Take the Time to Reflect on Your Group’s Progress at Several Points Along the Way and Celebrate Your Group’s Success

  • Have your goals changed somewhat as you’ve worked together?  Was your original goal unrealistic?  Are you working at a speed that doesn’t allow you depth or time for reflection?  What are you learning and how are you using that new knowledge?  What benefits are you gaining?  What has been problematic? This kind of discussion often leads to new directions or points out underlying divisions that need to be addressed.  If a group member loses interest, can the group shift to accommodate new interests?  If not, contact the Reflective Practice Co-director for Cross-disciplinary and Department Teaching Circles to see what other groups may be of more interest to the member. 

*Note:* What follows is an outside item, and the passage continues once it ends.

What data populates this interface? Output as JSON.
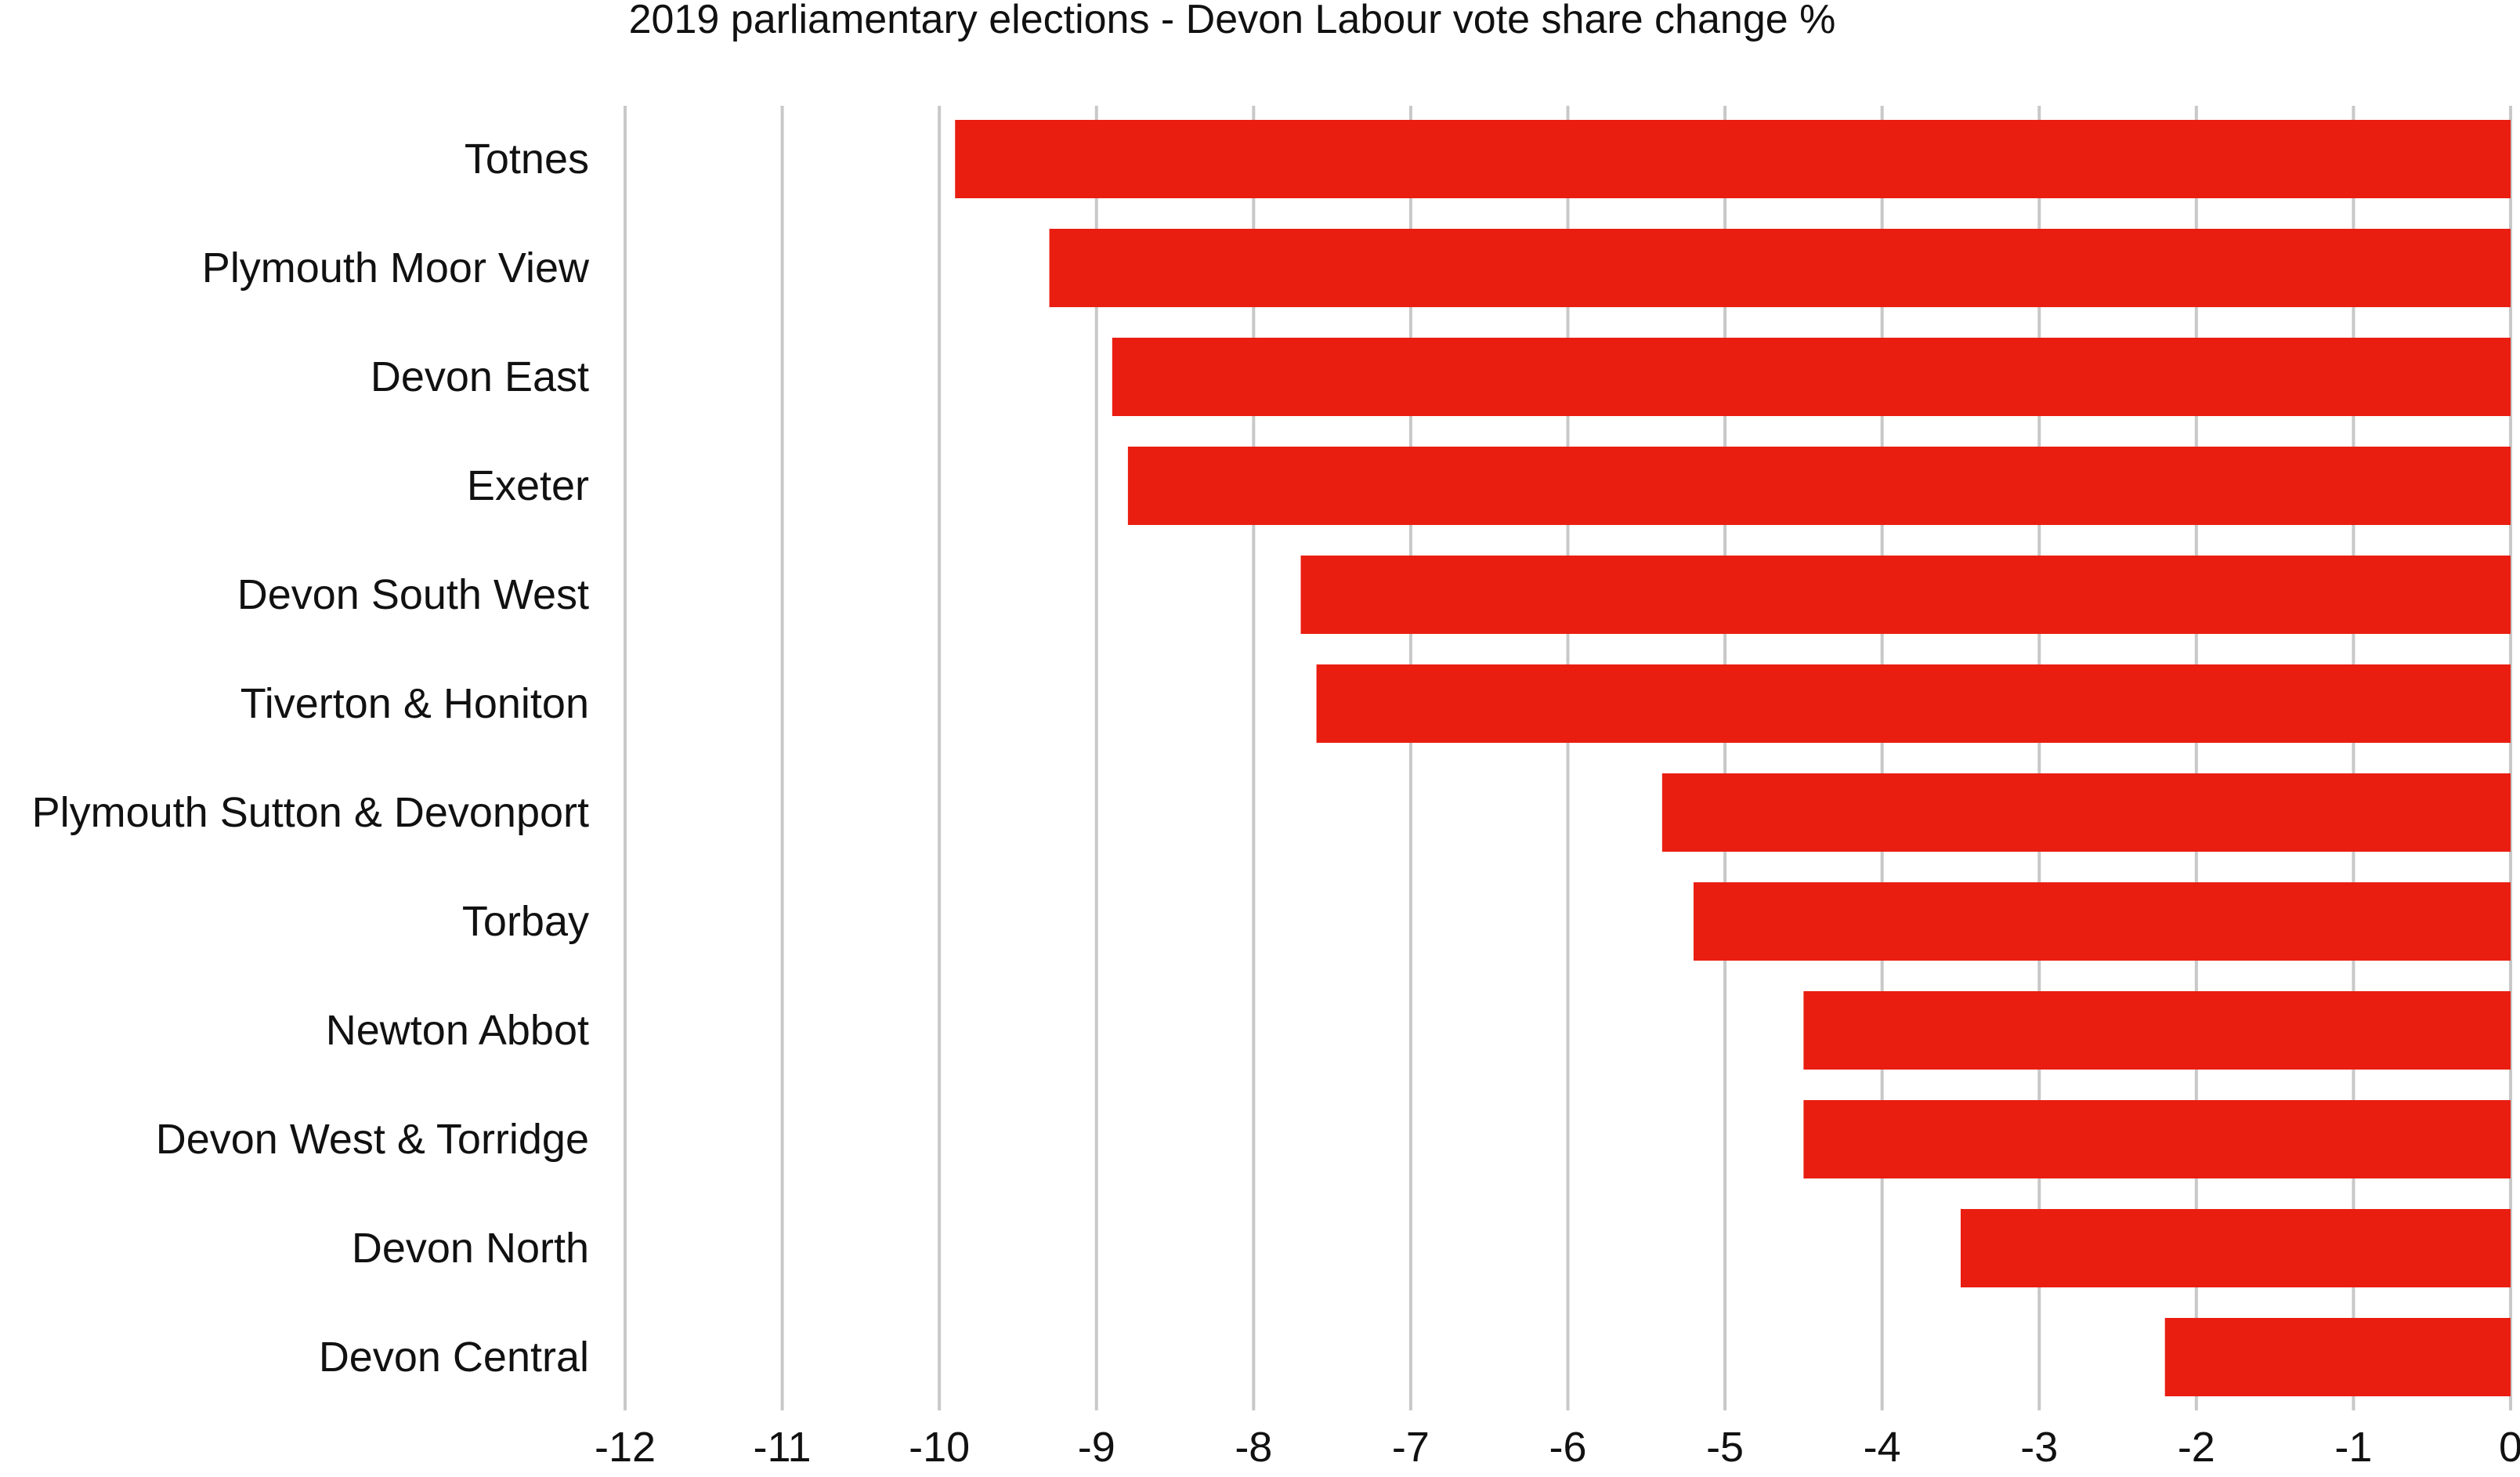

    Cross-Disciplinary Teaching Circle (CTC) and Department Teaching Circle (DTC) Example:  Attempts to make discussion more productive don’t seem to work.  The group talks it over, and decides that since the research and discussion/planning portion of their goal took much of the first semester, there was little time to make changes late in the semester with their particular courses.  So they begin to work on their next semester’s syllabi, including more information on discussion and building in more time for it.  They set new goals for the second semester.  One person in the group will be on sabbatical, but another person wants to join. After discussion, they feel the new person can be brought up to speed by using the bibliography and selected readings, and the group reorients itself.